The bill authorizes new federal spending (including up to $100M for grants and ongoing resource center costs) and creates additional regulatory/enforcement activities, increasing federal outlays and costs to taxpayers.
Based on analysis of 5 sections of legislative text.
Requires plans to cover selected insulin with no deductible and capped monthly cost sharing, mandates 100% insulin rebate pass‑through to plans, tightens FDA petition rules, and funds a $100M uninsured insulin grant pilot.
Official title: Reduce the price of insulin and provide for patient protections with respect to the cost of insulin.

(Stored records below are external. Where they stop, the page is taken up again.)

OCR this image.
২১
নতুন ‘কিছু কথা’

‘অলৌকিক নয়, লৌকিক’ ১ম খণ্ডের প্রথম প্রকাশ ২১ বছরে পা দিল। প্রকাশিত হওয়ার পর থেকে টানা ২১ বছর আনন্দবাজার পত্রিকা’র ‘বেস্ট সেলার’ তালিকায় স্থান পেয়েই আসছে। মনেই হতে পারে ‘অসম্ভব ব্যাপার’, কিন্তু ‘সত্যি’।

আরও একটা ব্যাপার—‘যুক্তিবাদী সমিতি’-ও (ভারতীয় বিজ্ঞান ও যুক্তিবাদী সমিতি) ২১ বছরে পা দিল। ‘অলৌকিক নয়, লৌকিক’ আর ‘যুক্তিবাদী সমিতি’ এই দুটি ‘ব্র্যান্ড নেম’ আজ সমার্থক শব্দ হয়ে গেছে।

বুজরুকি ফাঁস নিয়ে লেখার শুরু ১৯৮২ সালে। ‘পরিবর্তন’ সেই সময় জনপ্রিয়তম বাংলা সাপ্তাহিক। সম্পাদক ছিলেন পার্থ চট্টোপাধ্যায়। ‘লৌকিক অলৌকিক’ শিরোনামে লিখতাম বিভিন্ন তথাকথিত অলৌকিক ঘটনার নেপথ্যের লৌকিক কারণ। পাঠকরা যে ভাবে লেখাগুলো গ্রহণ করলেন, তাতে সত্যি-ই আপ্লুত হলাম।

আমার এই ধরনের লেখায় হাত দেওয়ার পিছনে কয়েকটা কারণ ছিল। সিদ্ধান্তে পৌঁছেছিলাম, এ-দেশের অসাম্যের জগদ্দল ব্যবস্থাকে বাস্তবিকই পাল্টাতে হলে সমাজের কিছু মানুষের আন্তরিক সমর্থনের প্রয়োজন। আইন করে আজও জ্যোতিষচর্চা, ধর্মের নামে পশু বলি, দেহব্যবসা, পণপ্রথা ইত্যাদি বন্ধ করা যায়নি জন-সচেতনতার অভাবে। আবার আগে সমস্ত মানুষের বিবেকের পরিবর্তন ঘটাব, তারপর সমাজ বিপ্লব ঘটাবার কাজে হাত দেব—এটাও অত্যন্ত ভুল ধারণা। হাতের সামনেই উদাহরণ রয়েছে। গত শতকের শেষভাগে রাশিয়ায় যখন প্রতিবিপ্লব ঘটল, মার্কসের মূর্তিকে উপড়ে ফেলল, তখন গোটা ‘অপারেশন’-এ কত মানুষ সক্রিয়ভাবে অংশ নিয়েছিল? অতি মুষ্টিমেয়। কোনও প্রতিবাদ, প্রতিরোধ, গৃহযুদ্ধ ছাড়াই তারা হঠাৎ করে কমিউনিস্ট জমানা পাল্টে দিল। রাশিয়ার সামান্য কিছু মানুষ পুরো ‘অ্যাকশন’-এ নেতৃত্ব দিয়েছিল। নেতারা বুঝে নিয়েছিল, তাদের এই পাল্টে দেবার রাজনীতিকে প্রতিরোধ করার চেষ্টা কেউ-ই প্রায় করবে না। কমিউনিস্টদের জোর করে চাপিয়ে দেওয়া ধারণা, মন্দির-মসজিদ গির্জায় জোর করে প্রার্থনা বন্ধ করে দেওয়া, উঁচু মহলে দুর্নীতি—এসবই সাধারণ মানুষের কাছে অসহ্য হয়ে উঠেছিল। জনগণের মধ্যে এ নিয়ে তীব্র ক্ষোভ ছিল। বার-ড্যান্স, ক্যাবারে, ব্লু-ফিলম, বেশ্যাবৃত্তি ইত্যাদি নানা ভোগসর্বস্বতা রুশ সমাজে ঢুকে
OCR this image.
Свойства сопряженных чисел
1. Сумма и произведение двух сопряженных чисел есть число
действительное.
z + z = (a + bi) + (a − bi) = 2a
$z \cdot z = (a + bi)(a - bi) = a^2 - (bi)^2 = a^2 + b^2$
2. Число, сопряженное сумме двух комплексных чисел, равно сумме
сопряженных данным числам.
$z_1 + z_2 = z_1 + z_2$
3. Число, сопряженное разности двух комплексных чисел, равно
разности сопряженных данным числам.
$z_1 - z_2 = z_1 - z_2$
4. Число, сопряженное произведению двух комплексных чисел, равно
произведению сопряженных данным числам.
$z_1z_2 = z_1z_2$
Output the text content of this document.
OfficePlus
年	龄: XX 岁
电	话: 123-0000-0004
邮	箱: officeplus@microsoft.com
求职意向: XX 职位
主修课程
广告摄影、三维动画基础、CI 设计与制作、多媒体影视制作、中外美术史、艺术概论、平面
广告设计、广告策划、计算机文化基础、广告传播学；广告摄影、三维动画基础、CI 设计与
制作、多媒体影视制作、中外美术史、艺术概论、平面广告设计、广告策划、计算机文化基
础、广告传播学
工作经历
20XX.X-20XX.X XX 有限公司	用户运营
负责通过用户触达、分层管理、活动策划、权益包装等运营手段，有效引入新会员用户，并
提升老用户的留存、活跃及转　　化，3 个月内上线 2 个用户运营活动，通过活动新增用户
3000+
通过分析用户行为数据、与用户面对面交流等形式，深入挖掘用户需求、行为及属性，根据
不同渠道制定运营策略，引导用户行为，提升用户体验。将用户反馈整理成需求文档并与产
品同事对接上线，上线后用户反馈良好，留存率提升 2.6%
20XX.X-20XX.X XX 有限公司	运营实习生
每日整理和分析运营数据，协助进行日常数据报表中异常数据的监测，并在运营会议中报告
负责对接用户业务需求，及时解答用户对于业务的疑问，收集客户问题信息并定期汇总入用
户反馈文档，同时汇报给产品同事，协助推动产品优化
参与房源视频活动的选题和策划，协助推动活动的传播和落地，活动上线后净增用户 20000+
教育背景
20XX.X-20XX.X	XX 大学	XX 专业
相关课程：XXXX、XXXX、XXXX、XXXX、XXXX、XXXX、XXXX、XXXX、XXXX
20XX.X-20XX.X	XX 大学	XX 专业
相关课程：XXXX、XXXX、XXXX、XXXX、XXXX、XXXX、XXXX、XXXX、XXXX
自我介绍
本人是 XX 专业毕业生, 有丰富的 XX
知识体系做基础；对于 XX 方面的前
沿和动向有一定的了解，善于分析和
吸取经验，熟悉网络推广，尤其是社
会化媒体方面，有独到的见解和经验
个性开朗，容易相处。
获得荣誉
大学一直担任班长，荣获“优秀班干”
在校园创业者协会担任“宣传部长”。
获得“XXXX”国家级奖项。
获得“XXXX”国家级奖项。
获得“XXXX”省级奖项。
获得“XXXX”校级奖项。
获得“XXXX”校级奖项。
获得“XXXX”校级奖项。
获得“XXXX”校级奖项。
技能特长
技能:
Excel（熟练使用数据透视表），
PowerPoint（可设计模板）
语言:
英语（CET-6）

Introduced March 25, 2026 by Jeanne Shaheen · Last progress March 25, 2026
Requires most group and individual health plans to cover selected insulin products with no deductible and a capped per-30‑day cost share (initially $35, later the lesser of $35 or 25% of negotiated price), requires PBMs and related entities to remit 100% of insulin-related rebates and discounts to group plans, tightens FDA citizen‑petition procedures that can delay generic/biosimilar approvals, and creates a five‑year, $100 million HHS grant pilot to help 10 States provide affordable insulin to uninsured people. Many implementation details (including temporary guidance authority) and reporting/audit rules for rebate remittances are included; most major plan changes take effect for plan years starting Jan 1, 2027, with some actuarial-rule changes applying Jan 1, 2028.